= Rhetorical shield =

Discursive buffers

In the context of race, rhetorical shields are semantic moves or strategically managed propositions to safely state certain views. They commonly appear as nonracial utterances between racial statements.

==Examples==

"Rhetorical shields are just that: shields, pieces of armor to protect us when we want to avoid making mistakes when talking about race. They are face-saving techniques used when pushed on a slight undertone of racism to quickly move back to a position of neutrality."
— ― My Racial Journey, University of Pittsburgh Office of Child Development.

===Disclaimers===
Disclaimers serve as a strategy to dismiss the racial nature of a story. They are used to save face, as they allow a return to safety in situations. Examples of such utterances are "I am not a racist, but..." and "Some of my best friends are black". The phrase "yes and no" as a response to a question about an issue could also be used in such a manner, as it is a way to portray ambivalence on a controversial issue, apparently taking or examining all sides, even though it may conclude with strong support for one side of the issue.
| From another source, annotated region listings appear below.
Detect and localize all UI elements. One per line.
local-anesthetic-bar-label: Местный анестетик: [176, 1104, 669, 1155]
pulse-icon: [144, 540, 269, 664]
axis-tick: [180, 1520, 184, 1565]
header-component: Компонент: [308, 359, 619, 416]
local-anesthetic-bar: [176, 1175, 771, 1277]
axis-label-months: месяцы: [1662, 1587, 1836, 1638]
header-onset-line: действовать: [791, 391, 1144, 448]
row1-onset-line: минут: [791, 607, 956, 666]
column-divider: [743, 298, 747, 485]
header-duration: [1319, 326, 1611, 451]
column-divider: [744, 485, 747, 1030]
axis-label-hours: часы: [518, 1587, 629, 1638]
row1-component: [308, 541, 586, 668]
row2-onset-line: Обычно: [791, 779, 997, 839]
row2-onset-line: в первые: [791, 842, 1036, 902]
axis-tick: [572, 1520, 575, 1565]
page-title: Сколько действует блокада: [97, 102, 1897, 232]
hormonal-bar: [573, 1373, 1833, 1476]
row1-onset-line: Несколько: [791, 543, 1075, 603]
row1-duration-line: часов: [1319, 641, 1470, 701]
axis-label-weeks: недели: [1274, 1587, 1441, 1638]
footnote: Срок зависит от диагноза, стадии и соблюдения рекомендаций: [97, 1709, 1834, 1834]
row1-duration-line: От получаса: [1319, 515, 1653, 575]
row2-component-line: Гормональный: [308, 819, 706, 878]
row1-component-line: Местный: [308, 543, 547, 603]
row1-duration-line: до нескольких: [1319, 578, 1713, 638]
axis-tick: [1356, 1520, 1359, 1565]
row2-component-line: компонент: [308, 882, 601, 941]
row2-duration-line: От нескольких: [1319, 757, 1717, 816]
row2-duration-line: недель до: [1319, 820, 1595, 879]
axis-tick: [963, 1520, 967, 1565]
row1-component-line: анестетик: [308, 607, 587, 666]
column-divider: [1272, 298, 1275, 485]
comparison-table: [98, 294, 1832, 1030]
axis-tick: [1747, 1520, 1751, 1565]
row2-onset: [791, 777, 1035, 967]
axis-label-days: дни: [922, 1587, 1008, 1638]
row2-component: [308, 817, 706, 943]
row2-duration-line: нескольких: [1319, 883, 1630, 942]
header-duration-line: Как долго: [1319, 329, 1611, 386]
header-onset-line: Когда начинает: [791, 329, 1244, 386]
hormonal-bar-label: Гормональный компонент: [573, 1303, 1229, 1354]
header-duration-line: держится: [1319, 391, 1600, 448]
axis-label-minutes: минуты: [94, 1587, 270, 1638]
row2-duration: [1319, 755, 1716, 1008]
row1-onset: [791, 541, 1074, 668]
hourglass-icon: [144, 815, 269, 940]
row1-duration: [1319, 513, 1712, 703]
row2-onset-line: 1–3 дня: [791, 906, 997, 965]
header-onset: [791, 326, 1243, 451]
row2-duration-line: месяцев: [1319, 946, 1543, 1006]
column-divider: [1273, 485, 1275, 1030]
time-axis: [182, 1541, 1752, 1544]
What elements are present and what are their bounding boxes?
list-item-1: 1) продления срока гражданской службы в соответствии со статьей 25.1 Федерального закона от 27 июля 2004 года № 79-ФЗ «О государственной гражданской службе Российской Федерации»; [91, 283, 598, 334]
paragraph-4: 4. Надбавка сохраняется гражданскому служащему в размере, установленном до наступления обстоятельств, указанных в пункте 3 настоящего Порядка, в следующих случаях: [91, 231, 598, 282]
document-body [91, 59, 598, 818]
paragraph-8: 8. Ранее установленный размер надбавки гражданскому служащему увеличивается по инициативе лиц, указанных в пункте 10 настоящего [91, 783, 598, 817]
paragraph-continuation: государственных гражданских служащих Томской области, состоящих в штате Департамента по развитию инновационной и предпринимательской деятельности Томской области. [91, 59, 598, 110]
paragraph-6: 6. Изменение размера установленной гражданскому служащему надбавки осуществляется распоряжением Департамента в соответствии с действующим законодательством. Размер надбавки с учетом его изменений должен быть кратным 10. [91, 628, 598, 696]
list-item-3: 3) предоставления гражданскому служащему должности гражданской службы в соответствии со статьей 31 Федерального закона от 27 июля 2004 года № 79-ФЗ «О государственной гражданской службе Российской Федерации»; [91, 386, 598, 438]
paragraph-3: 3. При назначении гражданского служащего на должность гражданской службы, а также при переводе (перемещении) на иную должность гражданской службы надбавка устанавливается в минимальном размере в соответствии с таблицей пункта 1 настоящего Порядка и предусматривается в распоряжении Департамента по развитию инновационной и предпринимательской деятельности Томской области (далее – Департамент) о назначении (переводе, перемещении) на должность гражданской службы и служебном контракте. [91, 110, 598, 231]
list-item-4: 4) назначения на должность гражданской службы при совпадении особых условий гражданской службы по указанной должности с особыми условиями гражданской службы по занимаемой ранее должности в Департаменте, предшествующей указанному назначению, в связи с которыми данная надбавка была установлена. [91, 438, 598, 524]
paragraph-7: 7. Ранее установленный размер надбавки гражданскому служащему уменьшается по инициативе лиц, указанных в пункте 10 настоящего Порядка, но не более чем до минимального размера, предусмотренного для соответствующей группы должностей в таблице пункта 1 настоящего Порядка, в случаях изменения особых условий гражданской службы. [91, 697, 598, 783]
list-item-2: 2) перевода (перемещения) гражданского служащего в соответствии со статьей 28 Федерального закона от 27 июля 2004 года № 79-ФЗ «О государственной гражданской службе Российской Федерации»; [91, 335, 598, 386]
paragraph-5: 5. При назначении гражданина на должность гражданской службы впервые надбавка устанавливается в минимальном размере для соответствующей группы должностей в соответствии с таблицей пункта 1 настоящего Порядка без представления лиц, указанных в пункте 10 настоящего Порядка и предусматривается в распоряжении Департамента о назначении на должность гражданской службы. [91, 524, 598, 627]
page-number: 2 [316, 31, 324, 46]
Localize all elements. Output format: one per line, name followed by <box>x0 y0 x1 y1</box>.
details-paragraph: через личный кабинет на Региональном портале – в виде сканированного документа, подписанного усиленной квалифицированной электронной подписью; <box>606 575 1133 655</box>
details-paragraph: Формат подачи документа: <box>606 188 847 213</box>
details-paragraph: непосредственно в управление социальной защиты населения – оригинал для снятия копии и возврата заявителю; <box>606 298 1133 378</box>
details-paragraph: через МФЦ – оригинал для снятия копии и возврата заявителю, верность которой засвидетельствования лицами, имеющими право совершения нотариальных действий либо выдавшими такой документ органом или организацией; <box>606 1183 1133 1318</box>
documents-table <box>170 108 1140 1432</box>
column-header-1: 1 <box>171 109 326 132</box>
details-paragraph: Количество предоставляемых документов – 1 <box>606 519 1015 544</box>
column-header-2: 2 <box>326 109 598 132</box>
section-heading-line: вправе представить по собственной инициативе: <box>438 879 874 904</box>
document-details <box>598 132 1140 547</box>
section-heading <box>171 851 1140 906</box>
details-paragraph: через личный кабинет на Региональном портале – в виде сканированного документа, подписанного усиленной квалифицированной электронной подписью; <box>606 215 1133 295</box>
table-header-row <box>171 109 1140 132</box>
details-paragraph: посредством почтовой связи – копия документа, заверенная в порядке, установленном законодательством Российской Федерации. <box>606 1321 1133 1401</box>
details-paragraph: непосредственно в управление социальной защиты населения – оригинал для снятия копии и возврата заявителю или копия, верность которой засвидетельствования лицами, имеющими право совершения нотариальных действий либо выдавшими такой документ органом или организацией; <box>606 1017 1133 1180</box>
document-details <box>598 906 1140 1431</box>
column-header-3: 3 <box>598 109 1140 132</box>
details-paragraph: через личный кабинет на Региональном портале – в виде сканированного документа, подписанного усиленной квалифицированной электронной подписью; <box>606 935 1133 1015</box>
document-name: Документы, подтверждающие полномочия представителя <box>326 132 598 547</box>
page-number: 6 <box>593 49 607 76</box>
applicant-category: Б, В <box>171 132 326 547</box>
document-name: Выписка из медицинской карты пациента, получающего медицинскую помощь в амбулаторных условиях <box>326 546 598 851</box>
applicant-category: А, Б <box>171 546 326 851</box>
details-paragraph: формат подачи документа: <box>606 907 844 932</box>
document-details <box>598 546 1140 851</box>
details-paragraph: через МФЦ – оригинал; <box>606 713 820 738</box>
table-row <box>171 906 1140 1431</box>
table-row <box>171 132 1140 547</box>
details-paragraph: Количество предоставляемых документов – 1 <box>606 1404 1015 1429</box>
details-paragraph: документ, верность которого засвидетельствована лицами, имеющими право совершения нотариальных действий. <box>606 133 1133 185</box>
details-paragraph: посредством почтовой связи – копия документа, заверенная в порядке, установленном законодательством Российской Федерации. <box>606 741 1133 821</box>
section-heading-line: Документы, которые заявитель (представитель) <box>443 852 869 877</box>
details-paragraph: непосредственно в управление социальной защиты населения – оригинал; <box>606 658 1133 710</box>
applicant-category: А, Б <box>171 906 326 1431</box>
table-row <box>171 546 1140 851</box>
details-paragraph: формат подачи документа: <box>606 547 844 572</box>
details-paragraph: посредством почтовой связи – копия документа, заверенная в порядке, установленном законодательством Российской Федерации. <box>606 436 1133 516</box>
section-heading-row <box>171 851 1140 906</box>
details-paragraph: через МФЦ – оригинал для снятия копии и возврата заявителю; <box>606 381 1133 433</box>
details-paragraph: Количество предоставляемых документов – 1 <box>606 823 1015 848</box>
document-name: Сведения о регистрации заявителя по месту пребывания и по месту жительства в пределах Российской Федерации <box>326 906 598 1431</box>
Another way to achieve this is through credentialing, which entails a discursive practice of listing characteristics that make one not a racist.

===Projection===
Projection may serve as a strategy to escape from guilt or responsibility and affix blame elsewhere. For example, people may blame other groups for segregating themselves to explain their lack of friends within that group. Another example is the expression of concern for how other people would feel. This is sometimes seen in the issue of affirmative action, where opponents may argue that minorities would feel bad and inferior due to preferential treatment, even though they themselves may be the recipients of preferential treatment.

===Diminutives===
Diminutives may be used as a strategy to lessen the impact of statements. This strategy could also be used to portray other people as too sensitive, as issues would be reduced to only a little thing. For example, people may say that they are "a little bit" against affirmative action, even though they strongly oppose it.

=== Indirectness ===
Indirectness is employed as a protective way to approach certain topics. For example, the question "Where are you from?" is often used as a substitute for "What is your race?" by people who are not comfortable asking the latter outright.